Kolumnen

Kommentar Eine Chance für Klinsmann

Es ist ja nicht so, dass Jürgen Klinsmann alles falsch macht. Der Trainer des FC Bayern macht sogar eine ganze Menge richtig. Die Münchner haben sich in der Champions League souverän bis ins Viertelfinale gespielt, nach dem 5:0 bei Sporting Lissabon ist das Rückspiel nicht mehr als eine Formsache. Und die Bayern können immer noch Deutscher Meister werden, obwohl sie in der Fußball-Bundesliga auf Platz fünf stehen. Nur im DFB-Pokal sind sie nicht mehr dabei, gescheitert an einer grandios aufspielenden Leverkusener Mannschaft.

Eine durchwachsene Bilanz. Nicht überragend, aber auch nicht desaströs. Aber zu wenig für den FC Bayern und seine Ansprüche an sich selbst. Das Fazit nach zwei Dritteln der Saison fällt ernüchternd aus: Jürgen Klinsmann ist es nicht gelungen, eine Mannschaft zu formen, die konstant auf dem Niveau spielt, dass er, seine Chefs und die Fans sich wünschen. Auch das hat das Spiel gegen Leverkusen gezeigt, in dem sich die Bayern lange Zeit seltsam emotionslos dem Leverkusener Angriffswirbel ergaben und teilweise vorführen ließen. Das wiegt weit schwerer als das Ausscheiden aus einem Wettbewerb.

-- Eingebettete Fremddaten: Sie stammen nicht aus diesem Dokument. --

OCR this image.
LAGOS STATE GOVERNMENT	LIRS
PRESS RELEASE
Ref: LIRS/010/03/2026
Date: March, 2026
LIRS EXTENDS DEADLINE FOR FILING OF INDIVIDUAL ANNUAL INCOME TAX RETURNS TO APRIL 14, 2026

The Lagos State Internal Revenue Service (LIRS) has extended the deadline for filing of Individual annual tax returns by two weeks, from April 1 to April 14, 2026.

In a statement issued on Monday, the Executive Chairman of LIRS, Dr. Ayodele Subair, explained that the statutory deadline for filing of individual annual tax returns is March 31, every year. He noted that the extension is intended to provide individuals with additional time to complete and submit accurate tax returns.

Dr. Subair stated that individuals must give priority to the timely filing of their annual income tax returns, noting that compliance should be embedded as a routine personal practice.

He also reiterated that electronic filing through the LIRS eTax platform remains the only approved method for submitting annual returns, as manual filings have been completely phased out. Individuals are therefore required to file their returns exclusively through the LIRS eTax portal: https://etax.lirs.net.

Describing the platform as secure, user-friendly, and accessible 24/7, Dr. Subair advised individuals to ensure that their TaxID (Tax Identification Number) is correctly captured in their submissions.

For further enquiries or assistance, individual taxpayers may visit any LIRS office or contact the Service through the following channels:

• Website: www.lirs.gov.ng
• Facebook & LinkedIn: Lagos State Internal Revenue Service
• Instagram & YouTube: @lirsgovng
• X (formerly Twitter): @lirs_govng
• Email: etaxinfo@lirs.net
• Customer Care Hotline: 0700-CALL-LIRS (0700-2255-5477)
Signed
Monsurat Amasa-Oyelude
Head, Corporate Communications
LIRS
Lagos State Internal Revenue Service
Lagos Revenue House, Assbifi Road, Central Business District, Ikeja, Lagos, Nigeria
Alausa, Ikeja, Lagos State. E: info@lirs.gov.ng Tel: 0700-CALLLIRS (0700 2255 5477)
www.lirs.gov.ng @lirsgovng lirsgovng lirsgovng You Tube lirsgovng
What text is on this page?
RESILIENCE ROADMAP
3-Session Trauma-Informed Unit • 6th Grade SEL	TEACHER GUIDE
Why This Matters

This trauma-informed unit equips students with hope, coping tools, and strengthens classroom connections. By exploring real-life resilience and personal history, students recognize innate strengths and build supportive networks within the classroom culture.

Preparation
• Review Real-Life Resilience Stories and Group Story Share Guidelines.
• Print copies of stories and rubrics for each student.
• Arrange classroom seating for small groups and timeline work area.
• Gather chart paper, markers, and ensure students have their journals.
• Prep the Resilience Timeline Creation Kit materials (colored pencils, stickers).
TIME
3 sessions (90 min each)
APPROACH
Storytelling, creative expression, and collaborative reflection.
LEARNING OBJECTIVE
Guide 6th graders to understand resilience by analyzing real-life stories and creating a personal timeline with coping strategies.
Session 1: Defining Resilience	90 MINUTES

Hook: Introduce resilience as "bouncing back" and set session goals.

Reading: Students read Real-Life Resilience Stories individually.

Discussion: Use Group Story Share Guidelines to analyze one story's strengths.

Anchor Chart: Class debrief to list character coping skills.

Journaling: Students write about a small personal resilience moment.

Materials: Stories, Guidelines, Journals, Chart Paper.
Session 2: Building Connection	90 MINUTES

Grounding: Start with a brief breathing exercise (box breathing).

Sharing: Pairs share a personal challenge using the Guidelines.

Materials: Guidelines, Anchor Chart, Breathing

Eine Entlassung wäre eine Bankrotterklärung

Dennoch stellt sich Manager Uli Hoeneß vor seinen Trainer. Oder hinter ihn. Jedenfalls sagt er: "In unserer Gesellschaft ist es populär, schlaue Sprüche zu machen. Alles besser wissen, das können viele. Aber alles besser machen, das werden wir." Das ist gut gebrüllt und beinhaltet immerhin die Erkenntnis, dass es etwas zu verbessern gibt. Und das Wissen, dass das es eine Bankrotterklärung der Vereinsoberen wäre, Jürgen Klinsmann zu entlassen. Abgesehen davon, dass es auf die Schnelle an einer sinnvolle Alternative fehlt.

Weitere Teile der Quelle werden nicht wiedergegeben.